Bhagavad Gita Wisdom, Chapter Nine

Sanskrit verse from Bhagavad Gita

I am the oblations offered to the departed ancestors; I am the healing herb; I am the transcendental incantation; I am clarified cow ghee; I am the fire and I am the act of offering.  IX.16. Trans. Bhagavad-Gita Trust

Chapter nine bestows the wisdom that all things, living and non-living, take their reality from their immersion in the divine nature.  They receive their support, their continuation in existence, by partaking of the One overarching source.  But perhaps more mysteriously and miraculously, the yogi can actually access this reality, can know and commune with the Absolute.  Unfortunately, many aspirants never realize how close they might be to seeing and tasting this ultimate Reality.

In verse 16, Shri Krishna mentions some of the traditional practices that people have used from Vedic times to come into contact with God.  By making offerings before the image during puja or into the sacred fire during homa practice, the worshipper turns the sacred vessels and offerings into a means of transport, a vehicle, for reaching God.  This sounds quite insane to the person who has never made offerings before.  Usually, those unacquainted with the Sanatana Dharma will dismiss such practices (especially the ancestral ones) as outdated and superstitious.  Some yogis take up a little bit of japa (name recitation) or maybe engage in some Sanskrit study.  This is a really great way to begin and will produce benefits, but making offerings propels spiritual practice forward faster.

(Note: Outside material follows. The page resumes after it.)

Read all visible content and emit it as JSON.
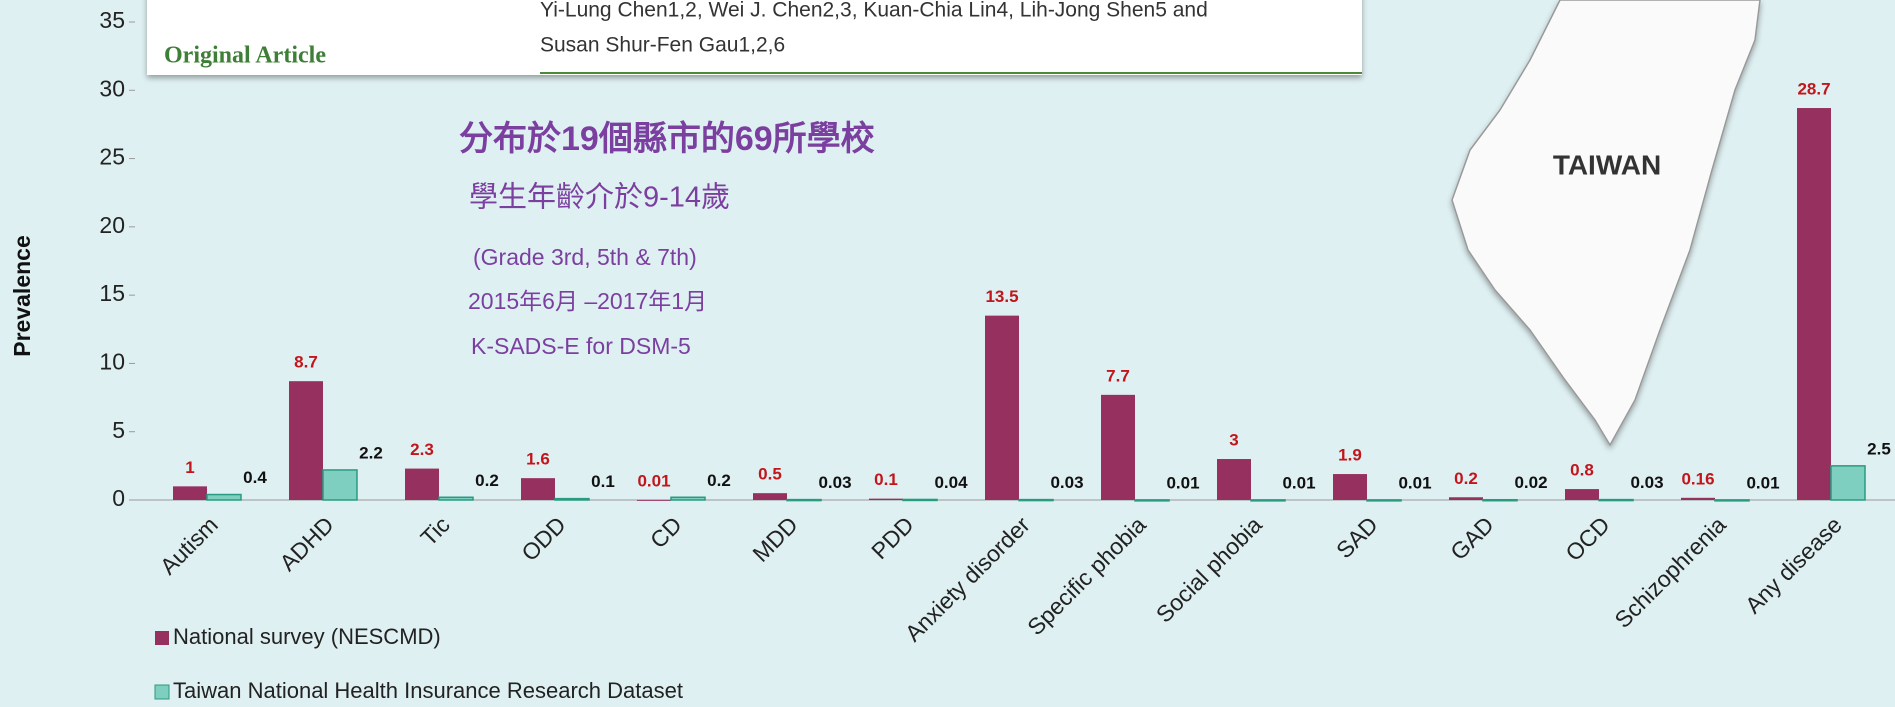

The image used in worship becomes the deity, the offering becomes the deity, the pujari becomes the deity.  This happens by using such simple materials as flowers and ghee, incense and chandana.  It seems impossible, but homa and puja really do work, and they are not as complicated as some people might think.  One can offer puja or homa in as little as thirty minutes, and never have so many simple instructions been available as they are now.  Simply start with a chosen divinity and find a ritual on the web.  Transliterations of Sanskrit are available for free on the web in many languages, and ritual materials are readily available in physical shops and on the web. So gather some instructions, some materials, and get started today!

This chapter should inspire us all to realize that divinity is never far from us, and in fact, is the context in which we live.  We are all like fish unaware of the ocean water around us.  All we need is a little reminder of our situation within an enveloping reality.  We don’t need to escape into a separate heavenly or eternal realm, since the Absolute fills all people, all animals, and all things.  The simple practices of the dharmic traditions provide us with a little glimpse, a little clue, into That Which Is.  Even if you only maintain this kind of insight for a second or two, it will be a great source of healing and joy, to know that the indestructible infinite resides within every atom of the universe.